Of 398 respondents in our survey who identified themselves as reporters, about 30 percent had been working for two years or less, more than half have been working for four years or less. (Table 2) In terms of remuneration, the median is $12,000-$15,000, with 75 percent of respondents earning $20,000 or less. Only seven percent earned more than $30,000. (Table 3)
A difficult choice for most
In the circumstances, it is no wonder that most journalists find it difficult to decide whether to stay or quit the industry altogether. Some 43 percent of respondents say they “don’t know/never thought of it/hard to tell” when asked if they considered journalism a lifelong career. The number of respondents who answered ‘Yes’ and “No’ were almost similar: 28 percent and 26 percent respectively.
But while many said they had not made up their minds, action speaks louder than words. Some 31 percent admitted they had looked at job advertisements in search of another job outside journalism while 19 percent had actually applied for jobs in other fields. Only 47 percent said they did not look at or apply for jobs outside journalism. (Table 4) In fact, 31 percent actually said they would leave the industry within a year or two. (Table 5) The reason why respondents want to leave the industry is obvious: Low salary. (Table 6)
The number of team leaders and assignment editors in a newsroom is limited. It is impossible to accommodate all senior reporters. Hence more reporters are considering quitting. A total of 62 percent of reporters said they had looked at job advertisements in search of a job and applied for jobs in other industries during the last 12 months. The descending order of inclination to look for another job is team leaders, deputy or assignment editors (40%), editors (40%), photo-journalists (31%) and highest management (24%). The morale among better paid senior management is not exceptionally high. And they are not young: 24 percent said they were thinking of working in another industry. (Table 4)
It is surprising and worrying that 40 percent of the backbone of the media (team leaders, assignment editors and deputy assignment editors) are considering looking for work in totally unrelated fields. If they have no intention to stay, who will pass on the knowledge and expertise to new reporters? Can they be depended upon to carry out instructions?
This exodus from media most likely will happen after 12 months to four years
In fact, most people are thinking of leaving. This exodus of media practitioners most likely will happen after 12 months to four years. Among the various categories, 23-56 percent said they would quit at this period. The inclination to leave is stronger among reporters and editors. Over 50 percent said they would leave after 12 months to four years, much more than those who would quit after six years. (Table 5)
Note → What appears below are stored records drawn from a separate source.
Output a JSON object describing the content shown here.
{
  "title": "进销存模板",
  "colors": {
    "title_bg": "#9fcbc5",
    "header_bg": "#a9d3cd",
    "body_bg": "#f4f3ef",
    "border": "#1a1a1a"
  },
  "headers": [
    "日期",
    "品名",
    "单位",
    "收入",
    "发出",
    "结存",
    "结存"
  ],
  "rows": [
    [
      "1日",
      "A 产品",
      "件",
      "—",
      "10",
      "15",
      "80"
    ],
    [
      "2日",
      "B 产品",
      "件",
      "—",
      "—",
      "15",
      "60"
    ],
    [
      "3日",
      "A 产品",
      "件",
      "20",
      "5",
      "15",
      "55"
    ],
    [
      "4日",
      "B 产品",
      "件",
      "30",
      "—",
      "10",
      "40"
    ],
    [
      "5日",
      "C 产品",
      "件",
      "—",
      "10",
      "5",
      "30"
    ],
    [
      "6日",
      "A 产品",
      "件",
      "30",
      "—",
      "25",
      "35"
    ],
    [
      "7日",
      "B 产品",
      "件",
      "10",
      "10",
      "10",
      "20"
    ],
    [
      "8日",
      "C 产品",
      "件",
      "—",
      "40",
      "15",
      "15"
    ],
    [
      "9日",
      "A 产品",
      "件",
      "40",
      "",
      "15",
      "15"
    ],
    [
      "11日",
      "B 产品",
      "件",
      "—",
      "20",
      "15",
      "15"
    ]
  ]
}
The low salaries have always been one of the main reasons for the high turnover rate in similar surveys in the past. But the ratio has now reached the highest in this survey. Every media management understands the situation. Some expect the aspirations of the journalist and the challenging nature of the job to compensate for the low salary. Others use their limited resources as the excuse not to increase wages. However, how such wishful thinking of management can be realized if staff enthusiasm is lost with the passage of time and the pressure of livelihood increases as the staff get older? How will the industry retain experienced journalists?
Highly educated, enthusiastic journalists give up opportunities for making a decent living in order to fulfil their dreams, while managements prefer to take on inexperienced workers at low salaries rather than keep experienced journalists. It looks like decline in the quality of news is inevitable.
The most practical way to keep skilled personnel, of course, is through pay rises and reasonable working hours, or even implementation of the five-day week. As a matter of fact, journalists can easily see that their colleagues have changed careers. HKJA contacted 33 former journalists who have successfully switch career paths since 2009. Among them 96% got salary increases, most getting $2,000 to $4,000 more each month. About 27% say they may return to journalism. For details see Annex 2.